What happened
On May 22, 2008, an EUROCOPTER AS350B, registration EC-KLJ, was performing external load operations in the municipality of Queralbs, Girona. The aircraft, operated by Helitrans Pyrinees, S. L., had been transporting concrete loads for several hours to support the construction of power line towers. During the mission, the pilot decided to extend the existing sling to ensure a fiberglass tank would remain clear of the main rotor's downwash. After retrieving a 12-meter sling and refueling, the pilot began a transit of approximately 8/00 meters toward the worksite.

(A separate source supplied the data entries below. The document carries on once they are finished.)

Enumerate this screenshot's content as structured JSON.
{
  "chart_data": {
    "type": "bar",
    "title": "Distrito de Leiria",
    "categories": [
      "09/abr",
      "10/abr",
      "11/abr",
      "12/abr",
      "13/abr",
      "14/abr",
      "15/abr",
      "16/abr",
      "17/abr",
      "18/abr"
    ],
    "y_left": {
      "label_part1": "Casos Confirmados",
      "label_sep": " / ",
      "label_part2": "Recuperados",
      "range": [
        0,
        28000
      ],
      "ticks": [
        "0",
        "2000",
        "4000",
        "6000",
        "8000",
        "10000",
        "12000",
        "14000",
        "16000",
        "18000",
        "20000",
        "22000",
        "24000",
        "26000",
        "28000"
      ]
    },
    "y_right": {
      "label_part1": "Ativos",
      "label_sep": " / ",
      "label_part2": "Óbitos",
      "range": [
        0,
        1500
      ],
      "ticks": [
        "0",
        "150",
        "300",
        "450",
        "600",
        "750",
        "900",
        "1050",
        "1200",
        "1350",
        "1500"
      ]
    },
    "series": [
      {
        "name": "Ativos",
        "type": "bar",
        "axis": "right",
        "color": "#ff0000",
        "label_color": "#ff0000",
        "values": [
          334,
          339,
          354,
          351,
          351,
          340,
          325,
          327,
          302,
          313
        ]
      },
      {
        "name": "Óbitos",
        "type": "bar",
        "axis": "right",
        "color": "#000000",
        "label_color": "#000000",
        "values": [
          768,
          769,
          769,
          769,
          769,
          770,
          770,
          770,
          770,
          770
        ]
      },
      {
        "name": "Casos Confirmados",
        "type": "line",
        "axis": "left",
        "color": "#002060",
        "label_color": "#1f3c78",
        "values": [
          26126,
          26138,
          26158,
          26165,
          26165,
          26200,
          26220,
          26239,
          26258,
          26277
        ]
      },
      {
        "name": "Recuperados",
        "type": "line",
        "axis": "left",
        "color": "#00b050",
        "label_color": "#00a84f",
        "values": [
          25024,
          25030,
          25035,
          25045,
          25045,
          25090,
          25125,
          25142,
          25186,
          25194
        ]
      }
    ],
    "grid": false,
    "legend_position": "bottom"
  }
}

While cruising at 65 knots, the pilot observed via the mirror that the sling had drifted backward and was approaching the tail rotor. In an attempt to reduce speed, the pilot lowered the collective. This action was followed by loud noises, heavy vibrations, and sudden jolts. The helicopter experienced two sharp left yawing motions, with the second being particularly violent, leading to an immediate loss of tail rotor effectiveness and the onset of autorotation. The pilot managed to execute a flare at low altitude, stabilizing the aircraft just 1.5 meters above the ground before a hard impact. The aircraft overturned on its right side, resulting in substantial damage to the airframe, including a fire in the tail cone and the detachment of the vertical stabilizer.
The investigation
The investigation focused on the movement of the sling and the pilot's recovery maneuvers. Investigators examined the company's Operations Manual and found that while procedures for installing electric towers and concrete bases were documented, there was no specific procedure for the task being performed at the time of the accident. Specifically, the manual lacked guidance regarding the risks of transporting unweighted slings or the general practice of carrying equipment inside the cabin whenever possible.

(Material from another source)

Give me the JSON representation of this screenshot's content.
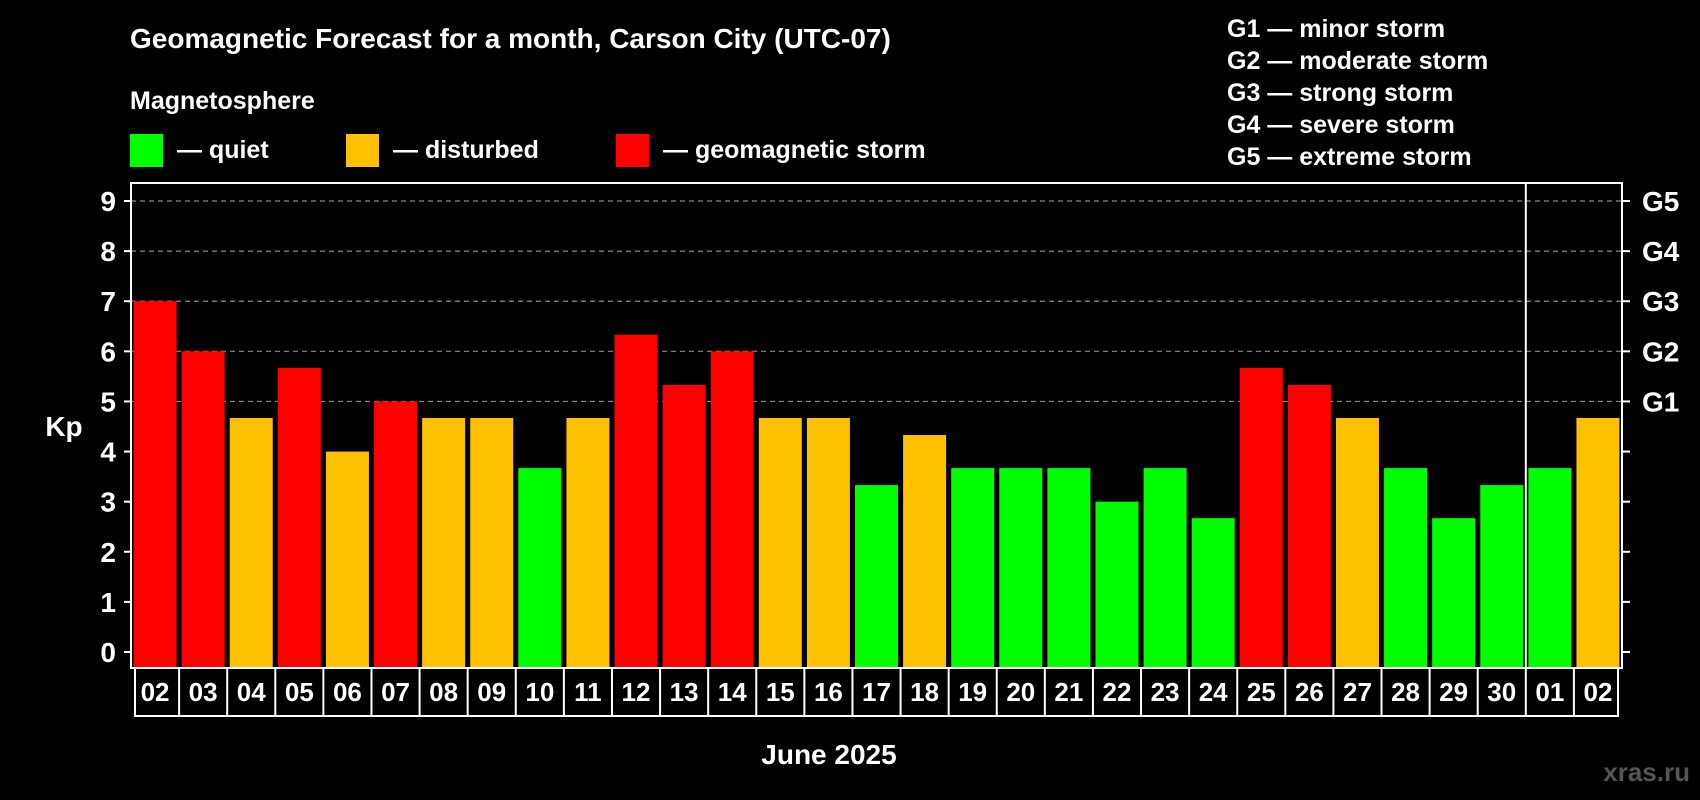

Furthermore, the investigation analyzed the pilot's reaction to the encroaching sling. It was determined that the decision to lower the collective increased the risk of the sling moving toward the tail. The investigation established that a more effective maneuver would have involved a turn centered on the tail—achieved by increasing collective and applying aft cyclic—to raise the nose and decrease airspeed without lowering the tail into the path of the sling.
Findings
- The primary cause of the accident was the transport of an unweighted sling, which allowed it to drift backward and become entangled in the tail rotor.
- The entanglement caused the loss of the tail rotor and subsequent loss of directional control.

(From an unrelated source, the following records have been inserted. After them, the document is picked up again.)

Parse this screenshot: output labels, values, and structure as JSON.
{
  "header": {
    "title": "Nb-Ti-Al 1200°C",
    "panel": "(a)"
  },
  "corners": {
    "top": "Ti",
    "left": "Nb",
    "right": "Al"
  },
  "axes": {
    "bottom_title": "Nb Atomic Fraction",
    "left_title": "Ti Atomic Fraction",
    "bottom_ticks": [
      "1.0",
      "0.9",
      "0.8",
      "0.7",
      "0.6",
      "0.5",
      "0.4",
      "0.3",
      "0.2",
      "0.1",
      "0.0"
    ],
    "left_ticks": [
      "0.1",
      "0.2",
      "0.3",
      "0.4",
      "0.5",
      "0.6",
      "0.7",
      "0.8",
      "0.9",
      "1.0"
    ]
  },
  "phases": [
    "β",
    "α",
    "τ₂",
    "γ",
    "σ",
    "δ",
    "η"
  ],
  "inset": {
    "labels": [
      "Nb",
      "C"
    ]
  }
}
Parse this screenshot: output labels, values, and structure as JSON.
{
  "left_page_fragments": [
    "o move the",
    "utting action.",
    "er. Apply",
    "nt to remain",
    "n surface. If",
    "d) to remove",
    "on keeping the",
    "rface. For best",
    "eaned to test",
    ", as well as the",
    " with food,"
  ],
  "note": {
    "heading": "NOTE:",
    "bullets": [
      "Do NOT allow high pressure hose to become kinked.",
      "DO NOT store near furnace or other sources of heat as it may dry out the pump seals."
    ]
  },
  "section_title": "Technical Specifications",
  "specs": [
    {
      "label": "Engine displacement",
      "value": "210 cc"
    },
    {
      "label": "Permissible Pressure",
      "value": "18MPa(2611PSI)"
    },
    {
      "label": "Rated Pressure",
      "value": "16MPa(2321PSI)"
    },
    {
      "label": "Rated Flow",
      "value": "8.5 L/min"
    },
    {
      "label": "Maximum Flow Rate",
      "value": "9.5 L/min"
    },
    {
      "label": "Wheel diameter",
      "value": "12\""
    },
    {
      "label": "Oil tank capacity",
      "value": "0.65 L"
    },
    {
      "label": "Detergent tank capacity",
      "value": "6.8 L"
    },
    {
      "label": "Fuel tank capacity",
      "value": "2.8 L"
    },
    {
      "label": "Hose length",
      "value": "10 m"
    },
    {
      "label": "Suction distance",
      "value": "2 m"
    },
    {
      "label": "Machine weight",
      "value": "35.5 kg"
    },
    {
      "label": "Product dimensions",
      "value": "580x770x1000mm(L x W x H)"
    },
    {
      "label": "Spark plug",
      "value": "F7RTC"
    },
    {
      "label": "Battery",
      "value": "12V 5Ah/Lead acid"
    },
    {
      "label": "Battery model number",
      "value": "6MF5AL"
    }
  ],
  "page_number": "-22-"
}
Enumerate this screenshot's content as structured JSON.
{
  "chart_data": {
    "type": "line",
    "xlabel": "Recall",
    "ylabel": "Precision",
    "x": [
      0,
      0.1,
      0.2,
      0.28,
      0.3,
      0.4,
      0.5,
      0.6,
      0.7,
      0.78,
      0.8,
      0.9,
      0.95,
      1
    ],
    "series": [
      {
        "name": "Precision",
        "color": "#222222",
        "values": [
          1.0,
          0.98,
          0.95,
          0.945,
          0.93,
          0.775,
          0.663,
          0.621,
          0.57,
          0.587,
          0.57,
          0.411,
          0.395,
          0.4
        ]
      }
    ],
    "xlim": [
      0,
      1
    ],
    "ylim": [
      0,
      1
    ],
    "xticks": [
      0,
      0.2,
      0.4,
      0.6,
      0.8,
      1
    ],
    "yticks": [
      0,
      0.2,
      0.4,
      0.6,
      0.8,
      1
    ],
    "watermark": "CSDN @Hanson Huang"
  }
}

- The pilot's attempt to slow the aircraft by lowering the collective contributed to the sling's proximity to the tail rotor.
- The operator's Operations Manual did not adequately address the risks of transporting unweighted external loads or the necessity of using counterweights.
Safety action
- REC 03/10: It is recommended that Helitrans Pyrinees update its Operations Manual to mandate that all necessary materials and equipment be transported inside the helicopter whenever possible. Additionally, the manual should strictly prohibit the transport of any external hanging items that are not properly weighted.